Freitag, 2. September 2016

Baby- und Kinderfotografie - Interview mit Profi + Verlosung


Unsere Kinder. =) Sie rauben uns den letzten Nerv und schenken uns die schönste Zeit unseres Lebens. Mit Kindern ist jeder Tag anders, nie weiß man, was einen erwartet. Und wie schnell geht die Zeit im Trubel des Alltags vorbei?  Baby- und Kinderfotografie heißt für mich spontan sein, sich auf das Wesen des Kindes einzustellen und die besonderen Momente zu erkennen.

Immer wieder bekomme ich von euch Komplimente für unsere Fotos. Selbstverständlich möchten wir alle schöne Bilder von unseren Kindern haben – für uns oder als Geschenk – das alles muss nicht umbedingt mit einem teuren Fotografen verbunden sein. Selbst toll zu fotografieren ist garnicht mal so schwer wie es aussieht. 


Durch Gespräche mit anderen Eltern höre ich oft, das manche sogar im Besitz einer Spiegelreflexkamera sind, jedoch nicht wissen wie sie diese einzusetzen haben. Es fehlt an Grundideen und Tipps. Es ist wichtig, Technik und Ausrüstung zu verstehen, um das Beste herauszuholen, aber noch viel wichtiger ist etwas anderes: die Fotosituation gut auf das Lebensalter des Kindes und die entsprechenden Bedürfnisse abzustimmen. Bevor ich euch hier ,,mein’’ Wissen in mehreren Blogposts niederschreibe, komme ich heute lieber mit einer professionellen Oberhand aus diesem Bereich. Ich habe die beste Fotografin aus diesem Bereich für euch aufgetrieben und befragt. =)



Judy Hohmann hat Fotojournalismus in Texas studiert und führt ein eigenes Studio für Baby- und Kinderfotografie. Sie wurde 2014 von der Vereinigung Professioneller Kinderfotografen zum „Baby- und Kinderfotograf des Jahres“ gewählt. Na wenn das mal nicht eine Leistung ist?! =) Für ihr Buch welches am 31. August erscheint hat sie tief in ihren Erfahrungsschatz gegriffen und die besten Tipps für Eltern ohne professionelles Equipment gebündelt. Das Buch könnt ihr ab Dato hier erwerben. =)


Es ist ja meistens so, dass mit dem ersten Kind auch oft eine neue Kamera ins Haus kommt. Für alle, die damit zauberhafte Momente kreieren und festhalten möchten bietet „Baby- und Kinderfotografie“ über 70 Bildideen mit genauer Anleitung zum Nachfotografieren. Leicht verständlich, reich bebildert und frei von unnötiger Theorie gibt sie wertvolle Tipps, wie man für die Kleinen eine optimale Umgebung schafft und den Baby- und Kinderfotos das gewisse Etwas verleiht – ohne teure Ausrüstung und nur mit natürlichem Licht!

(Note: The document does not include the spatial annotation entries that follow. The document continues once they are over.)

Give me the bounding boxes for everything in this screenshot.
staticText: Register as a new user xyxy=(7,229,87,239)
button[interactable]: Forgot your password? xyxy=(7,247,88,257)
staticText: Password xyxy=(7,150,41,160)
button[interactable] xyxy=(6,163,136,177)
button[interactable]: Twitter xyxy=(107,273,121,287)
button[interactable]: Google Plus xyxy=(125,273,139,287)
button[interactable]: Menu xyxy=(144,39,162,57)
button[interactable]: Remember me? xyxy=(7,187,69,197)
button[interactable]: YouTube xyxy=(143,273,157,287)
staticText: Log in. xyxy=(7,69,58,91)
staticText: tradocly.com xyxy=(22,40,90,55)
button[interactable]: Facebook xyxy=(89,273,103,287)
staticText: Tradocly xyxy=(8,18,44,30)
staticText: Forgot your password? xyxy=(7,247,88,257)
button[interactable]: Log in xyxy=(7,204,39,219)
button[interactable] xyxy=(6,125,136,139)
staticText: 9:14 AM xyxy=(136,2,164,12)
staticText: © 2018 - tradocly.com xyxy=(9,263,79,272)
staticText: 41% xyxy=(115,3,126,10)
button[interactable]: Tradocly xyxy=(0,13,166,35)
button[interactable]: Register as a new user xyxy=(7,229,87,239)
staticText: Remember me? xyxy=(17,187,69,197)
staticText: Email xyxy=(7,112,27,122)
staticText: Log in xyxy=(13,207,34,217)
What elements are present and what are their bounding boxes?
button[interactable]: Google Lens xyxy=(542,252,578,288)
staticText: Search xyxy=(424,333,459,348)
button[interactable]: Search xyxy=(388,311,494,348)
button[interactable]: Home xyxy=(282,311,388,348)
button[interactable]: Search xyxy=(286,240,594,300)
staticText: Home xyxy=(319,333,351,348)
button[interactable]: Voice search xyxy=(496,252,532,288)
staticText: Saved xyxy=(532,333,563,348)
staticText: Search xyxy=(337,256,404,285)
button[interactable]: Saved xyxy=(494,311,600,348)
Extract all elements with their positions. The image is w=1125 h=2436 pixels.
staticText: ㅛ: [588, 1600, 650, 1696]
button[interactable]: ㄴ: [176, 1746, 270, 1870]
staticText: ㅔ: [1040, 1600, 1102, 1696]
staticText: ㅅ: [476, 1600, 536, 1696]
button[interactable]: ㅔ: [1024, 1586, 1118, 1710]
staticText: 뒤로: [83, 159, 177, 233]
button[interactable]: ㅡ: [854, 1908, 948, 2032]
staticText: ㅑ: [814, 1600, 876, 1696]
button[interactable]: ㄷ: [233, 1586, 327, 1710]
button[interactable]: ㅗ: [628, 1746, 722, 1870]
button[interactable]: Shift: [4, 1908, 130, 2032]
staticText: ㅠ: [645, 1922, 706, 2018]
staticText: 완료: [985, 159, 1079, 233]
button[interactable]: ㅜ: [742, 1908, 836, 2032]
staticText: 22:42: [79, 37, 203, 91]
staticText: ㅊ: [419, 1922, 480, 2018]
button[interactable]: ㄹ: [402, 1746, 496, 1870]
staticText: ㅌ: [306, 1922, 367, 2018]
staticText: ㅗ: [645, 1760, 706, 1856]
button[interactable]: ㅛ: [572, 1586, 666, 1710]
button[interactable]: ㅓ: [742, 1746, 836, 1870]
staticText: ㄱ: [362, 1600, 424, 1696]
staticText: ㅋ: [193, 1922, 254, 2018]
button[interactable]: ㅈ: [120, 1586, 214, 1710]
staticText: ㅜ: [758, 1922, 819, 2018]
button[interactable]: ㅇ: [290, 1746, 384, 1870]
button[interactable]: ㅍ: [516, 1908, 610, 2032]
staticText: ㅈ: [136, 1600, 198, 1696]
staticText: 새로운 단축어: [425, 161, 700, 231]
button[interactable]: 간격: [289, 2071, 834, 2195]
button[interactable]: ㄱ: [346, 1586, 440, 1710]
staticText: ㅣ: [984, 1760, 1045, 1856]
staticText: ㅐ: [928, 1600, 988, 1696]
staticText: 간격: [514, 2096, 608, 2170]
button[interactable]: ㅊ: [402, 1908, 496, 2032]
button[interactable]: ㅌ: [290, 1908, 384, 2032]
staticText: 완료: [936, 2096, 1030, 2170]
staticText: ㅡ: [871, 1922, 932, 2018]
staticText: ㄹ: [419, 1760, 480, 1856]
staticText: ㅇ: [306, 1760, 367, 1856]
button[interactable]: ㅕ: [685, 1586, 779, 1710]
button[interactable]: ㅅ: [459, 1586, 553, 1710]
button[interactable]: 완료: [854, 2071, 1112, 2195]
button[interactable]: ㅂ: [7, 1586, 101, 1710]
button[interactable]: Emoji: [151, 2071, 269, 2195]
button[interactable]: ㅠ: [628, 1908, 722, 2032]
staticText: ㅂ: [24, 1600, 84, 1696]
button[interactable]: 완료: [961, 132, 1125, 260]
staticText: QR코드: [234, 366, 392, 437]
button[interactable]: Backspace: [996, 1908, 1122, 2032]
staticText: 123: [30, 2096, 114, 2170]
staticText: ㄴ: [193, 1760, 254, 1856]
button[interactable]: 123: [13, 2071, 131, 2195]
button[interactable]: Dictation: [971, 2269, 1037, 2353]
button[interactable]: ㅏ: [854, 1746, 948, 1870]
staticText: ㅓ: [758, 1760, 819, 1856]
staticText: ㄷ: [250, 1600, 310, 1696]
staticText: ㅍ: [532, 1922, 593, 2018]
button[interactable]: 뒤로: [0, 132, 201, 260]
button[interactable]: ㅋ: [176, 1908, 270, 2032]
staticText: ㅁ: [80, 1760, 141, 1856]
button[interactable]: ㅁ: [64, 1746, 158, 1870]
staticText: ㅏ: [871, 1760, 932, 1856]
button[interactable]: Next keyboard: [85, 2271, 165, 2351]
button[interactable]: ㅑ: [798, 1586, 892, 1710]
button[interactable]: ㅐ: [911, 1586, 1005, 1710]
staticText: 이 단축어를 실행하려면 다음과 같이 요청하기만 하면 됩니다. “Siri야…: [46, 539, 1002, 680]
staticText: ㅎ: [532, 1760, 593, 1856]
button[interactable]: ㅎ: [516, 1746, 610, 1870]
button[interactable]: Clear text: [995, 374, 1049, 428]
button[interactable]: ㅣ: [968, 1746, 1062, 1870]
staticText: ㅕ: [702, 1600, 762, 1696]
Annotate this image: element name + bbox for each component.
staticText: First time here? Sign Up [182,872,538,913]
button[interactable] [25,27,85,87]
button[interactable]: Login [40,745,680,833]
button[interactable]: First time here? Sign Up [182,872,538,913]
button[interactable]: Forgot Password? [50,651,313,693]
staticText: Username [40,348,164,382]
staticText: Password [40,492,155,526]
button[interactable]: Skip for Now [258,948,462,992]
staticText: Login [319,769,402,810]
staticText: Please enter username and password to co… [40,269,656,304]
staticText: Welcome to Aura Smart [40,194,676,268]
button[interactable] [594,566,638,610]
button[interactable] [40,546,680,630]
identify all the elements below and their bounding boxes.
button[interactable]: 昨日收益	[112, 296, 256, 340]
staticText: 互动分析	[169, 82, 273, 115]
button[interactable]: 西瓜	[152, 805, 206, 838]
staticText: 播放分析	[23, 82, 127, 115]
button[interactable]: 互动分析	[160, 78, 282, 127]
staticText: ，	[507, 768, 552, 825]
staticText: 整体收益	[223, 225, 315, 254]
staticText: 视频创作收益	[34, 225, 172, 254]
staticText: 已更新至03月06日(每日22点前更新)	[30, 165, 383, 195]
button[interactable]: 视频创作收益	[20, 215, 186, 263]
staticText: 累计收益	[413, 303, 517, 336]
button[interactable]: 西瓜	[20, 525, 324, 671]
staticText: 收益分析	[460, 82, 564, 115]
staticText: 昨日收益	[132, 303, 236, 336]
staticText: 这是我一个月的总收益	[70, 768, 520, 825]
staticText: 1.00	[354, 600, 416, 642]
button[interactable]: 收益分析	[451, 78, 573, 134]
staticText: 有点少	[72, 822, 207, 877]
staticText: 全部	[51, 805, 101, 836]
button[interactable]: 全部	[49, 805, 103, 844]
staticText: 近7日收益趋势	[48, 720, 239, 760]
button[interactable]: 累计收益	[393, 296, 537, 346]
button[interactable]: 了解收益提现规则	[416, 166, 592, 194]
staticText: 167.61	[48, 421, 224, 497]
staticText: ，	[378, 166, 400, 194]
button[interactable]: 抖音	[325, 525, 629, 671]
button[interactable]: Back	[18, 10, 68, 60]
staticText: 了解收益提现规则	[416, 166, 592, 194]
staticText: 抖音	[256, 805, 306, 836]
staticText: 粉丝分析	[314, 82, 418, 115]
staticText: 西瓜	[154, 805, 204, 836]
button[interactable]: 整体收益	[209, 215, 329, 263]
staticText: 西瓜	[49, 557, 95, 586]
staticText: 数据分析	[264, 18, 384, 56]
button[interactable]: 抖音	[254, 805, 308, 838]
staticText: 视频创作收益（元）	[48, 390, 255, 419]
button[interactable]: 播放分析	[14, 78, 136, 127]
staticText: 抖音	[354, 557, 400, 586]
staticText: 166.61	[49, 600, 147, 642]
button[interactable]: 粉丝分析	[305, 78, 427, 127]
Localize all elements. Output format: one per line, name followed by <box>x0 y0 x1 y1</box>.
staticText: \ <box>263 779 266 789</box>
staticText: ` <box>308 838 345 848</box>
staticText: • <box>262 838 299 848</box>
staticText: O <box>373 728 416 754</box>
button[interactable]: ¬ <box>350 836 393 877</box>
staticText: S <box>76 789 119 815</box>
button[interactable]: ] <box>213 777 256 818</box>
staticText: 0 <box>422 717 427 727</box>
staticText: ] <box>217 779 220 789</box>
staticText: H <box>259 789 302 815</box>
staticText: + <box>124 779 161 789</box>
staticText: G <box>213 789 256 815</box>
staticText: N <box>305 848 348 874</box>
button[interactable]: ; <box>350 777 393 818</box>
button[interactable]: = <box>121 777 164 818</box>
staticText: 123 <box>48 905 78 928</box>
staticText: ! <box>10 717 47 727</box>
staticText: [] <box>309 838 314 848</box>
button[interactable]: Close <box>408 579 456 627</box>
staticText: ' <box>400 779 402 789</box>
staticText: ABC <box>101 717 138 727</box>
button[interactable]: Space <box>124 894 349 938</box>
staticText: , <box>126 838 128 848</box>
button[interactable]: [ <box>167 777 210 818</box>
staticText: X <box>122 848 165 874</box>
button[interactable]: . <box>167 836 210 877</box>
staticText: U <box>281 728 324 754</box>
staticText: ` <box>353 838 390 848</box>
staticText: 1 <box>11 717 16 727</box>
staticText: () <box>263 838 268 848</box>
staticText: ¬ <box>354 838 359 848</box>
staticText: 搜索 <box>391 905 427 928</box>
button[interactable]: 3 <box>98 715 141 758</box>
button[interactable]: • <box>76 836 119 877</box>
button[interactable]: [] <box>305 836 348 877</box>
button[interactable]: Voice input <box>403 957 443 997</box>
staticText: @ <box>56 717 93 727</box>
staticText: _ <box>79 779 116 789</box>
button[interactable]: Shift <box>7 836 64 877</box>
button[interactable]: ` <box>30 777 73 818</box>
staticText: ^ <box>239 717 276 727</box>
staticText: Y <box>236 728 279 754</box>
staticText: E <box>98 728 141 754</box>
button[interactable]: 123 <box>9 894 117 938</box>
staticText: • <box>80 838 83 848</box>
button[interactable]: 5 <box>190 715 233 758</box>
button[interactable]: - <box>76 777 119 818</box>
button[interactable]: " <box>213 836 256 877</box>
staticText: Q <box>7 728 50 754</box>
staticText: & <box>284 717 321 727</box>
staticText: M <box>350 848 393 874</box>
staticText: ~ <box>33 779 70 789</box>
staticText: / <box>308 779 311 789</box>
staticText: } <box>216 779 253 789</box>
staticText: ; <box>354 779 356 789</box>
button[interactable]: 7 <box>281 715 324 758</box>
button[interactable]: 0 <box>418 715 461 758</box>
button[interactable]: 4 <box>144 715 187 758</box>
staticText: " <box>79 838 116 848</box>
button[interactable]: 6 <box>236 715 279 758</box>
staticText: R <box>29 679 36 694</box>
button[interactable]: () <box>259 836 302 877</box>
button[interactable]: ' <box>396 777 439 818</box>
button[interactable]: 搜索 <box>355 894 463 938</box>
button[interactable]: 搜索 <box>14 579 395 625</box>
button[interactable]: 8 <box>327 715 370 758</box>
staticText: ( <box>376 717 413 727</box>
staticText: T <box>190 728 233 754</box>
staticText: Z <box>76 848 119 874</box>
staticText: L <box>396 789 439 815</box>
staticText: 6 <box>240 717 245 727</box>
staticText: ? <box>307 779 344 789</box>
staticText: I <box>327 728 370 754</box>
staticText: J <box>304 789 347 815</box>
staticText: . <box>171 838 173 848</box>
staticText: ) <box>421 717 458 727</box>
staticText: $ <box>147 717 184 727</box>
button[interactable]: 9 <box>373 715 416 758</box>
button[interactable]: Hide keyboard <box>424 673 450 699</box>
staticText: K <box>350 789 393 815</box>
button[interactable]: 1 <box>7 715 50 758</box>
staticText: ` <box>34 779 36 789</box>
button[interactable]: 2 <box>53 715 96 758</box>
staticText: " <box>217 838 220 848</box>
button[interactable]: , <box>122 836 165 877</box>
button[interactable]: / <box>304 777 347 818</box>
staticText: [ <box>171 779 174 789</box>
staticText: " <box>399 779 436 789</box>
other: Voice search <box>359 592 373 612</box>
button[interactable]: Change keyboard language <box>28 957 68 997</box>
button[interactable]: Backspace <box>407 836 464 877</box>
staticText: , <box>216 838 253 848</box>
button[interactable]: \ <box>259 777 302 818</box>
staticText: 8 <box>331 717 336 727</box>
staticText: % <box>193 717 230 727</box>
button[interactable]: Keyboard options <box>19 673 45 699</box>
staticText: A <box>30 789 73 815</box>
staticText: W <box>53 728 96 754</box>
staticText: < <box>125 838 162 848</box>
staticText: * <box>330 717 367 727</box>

Ich durfte mir schon vor der Veröffentlichung das Meisterwerk ansehen. Ihr werdet es lieben! Das Buch ist so einfach gehalten und mit vielen tollen Beispielsbildern. Nicht nur trockener Text wie man ihn aus solchen Bereichen erwarten würde. Ich besitze sehr viele Fotobücher, daher kann ich das wirklich behaupten. =) Ich höre auch oft ,,Wozu brauch man da ein Buch, dass steht doch alles im Internet''. Ich persönlich habe sehr gerne ein Buch zur Hand. Ich kann es überall dabei haben, kann mir meine eigenen Notizen machen und immer wieder mal nachschauen, wenn mir danach ist. Und wie man so schön sagt - im Internet finden man ALLES aber oft nicht genau das, was einen gerade beschäftigt oder man momentan an Auskunft benötigt. =)


Außerdem habe ich einpaar Hauptfragen an Judy gestellt. An welchen ich euch auch gerne Teilhaben lassen möchte =)

Warum hast du das Buch geschrieben?
Als der humboldt Verlag sich mit mir in Verbindung setzte, war das wie ein kleiner Schubs, auf den ich lange gewartet habe. Eigentlich habe ich neben Fotojournalismus auch noch Germanistik und Anglistik studiert, mich aber nie an ein so großes Projekt wie ein Buch herangewagt. Mein Herz schlägt also nicht nur für Bilder, sondern auch für Worte. Die Idee sich thematisch besonders an Eltern zu richten, die auch Alltagssituationen festhalten möchten und häufig erst mit Basiswissen starten, kam eigentlich sofort. Im Studioalltag hatte ich sehr viele Gespräche mit jungen Eltern, die genau diesen Bedarf geäußert haben.

Was ist das Besondere an deinem Buch? 
Es gibt eine Menge sehr technischer Ratgeber auf dem Markt, aber gerade Mütter schreckt diese Techniklastigkeit häufig ab. Gleichzeitig gibt es unheimlich viele Elternpaare, die sich mit der Geburt ihrer Kinder eine Kamera kaufen, den Alltag festhalten möchten, aber eigentlich nicht wirklich wissen, wie sie das anstellen sollen. Deshalb erkläre ich in meinem Ratgeber nicht nur leicht verständlich die Basisfragen der Technik, sondern vor allen Dingen gebe ich Tipps, die sich auf die Kinder, ihre Altersstufen und die dazu passenden Bildideen konzentrieren.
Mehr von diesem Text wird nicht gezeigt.